Do you think you have freedom of thought?

Would you think I should be able to refer to black people as "nigg***s" ?

Isn't it therefore just a matter of degree?
If you were in a room of deaf people and referred to them as "The Deaf", how would they know???

Reminds me of Paul Merton on HIGNFY a few years ago when Blunkett was championing ID Cards - Merton's response was something along the lines of 'can't we just tell him we've done it'.
i partially agree with what you are saying (however at least you are still free to think what you like)
but, as a disabled person, i was called an invalid the other day, and it really gets my goat - do people not realise that invalid literally means "not valid"?
however, i realise this is a personal thing, and am quite able to say "please dont refer to me like that", just as an asian person who objected to being called asian could also say
i think you are entitled to feel that, but not necessarily to assume that is what people mean when they say 'invalid'.

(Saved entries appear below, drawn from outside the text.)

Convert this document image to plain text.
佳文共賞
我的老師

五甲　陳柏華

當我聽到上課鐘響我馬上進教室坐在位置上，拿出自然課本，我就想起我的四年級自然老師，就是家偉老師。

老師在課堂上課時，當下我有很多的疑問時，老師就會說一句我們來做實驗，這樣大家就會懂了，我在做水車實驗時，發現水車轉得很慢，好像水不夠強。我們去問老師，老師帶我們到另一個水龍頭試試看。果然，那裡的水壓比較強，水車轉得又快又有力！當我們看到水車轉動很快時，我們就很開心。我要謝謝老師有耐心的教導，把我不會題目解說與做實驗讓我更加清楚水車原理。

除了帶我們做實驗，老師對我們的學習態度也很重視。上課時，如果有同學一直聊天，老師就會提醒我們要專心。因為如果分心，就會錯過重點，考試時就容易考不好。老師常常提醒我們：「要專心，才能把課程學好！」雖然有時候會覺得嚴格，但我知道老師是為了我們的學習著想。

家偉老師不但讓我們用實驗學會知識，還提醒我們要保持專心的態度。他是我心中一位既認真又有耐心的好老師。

Most in context would take it to mean "incapacitated by illness or injury". It's all a matter of emphasis, but if it offends you as a term, then I guess just say it so that people know.
The whole idea of these courses is not to be PC for the sake of it, but to educate to avoid someone unintensionally offending the likes of bednobs even if no offense was meant.

A lot of disability terms are still in common usage but ought to be eradicated. I remember hearing a local councillor say he was keen to help the cripples. Disabled people in the audience were not impressed.
Heathfield, you see what comes of not using the standard euphemism (in this case "an agricultural implement"). Even the OED-approved "call a spade a bloody shovel" would not have got you into so much trouble!

And flipflop, Blunkett was not congenitally blind. Even he could probably not make the same claim as the deathless Gwendolen in The Importance of Being Earnest, where the divine Oscar has her say "I am glad to say that I have never seen a spade. It is obvious that our social spheres have been widely different." But not content with that, in Dorian Gray he has Lord Henry say "The man who could call a spade a spade should be compelled to use one."

And all this before anyone even thought of thinking of it as an abbr of "ace of spades" in the discredited simile!
Eh?
mallam - I have absolutely no idea what you are talking about, although suffuce to say you know how to kill a joke stone dead.

You must be a laugh a minute down the pub!
So what did you do to Paul Merton's joke, which he wd prob prefer to have left as a spur-of-the-minute thing himself? More fool me for taking you up on it.

You too cd have left it at the uncouth "Eh?" I got the message, you unpleasant little person.
I know of people who feel insulted when referred to as disabled. They say it takes attention away from what they can do and essentially referes to an absence of something.

I think {function}-impaired is the currently accepted norm.

A spade and a shovel are 2 entirely different implements and perform 2 entirely different tasks with great aplomb, if you ask for a spade and are given a shovel then you are in for a very long day. ;-)
I have'nt had this course yet, it's a pity you did'nt post it sooner as I'd have given you a few terms I find offensive.
Like:-
Gualau (pronounced gwah-loo) Chinese=ghost (roughly) a proper translation is something like foreign demon.
Gentile, don't define me by creed define me as a man.
Kuffar, as above.
Every race has derogatory names for other peoples I object to them all.
But not the examples you've given which seem a little extreme.
INvalid (as in disabled) and InVALid (as in not valid) are pronounced differently and can be regarded as separate words.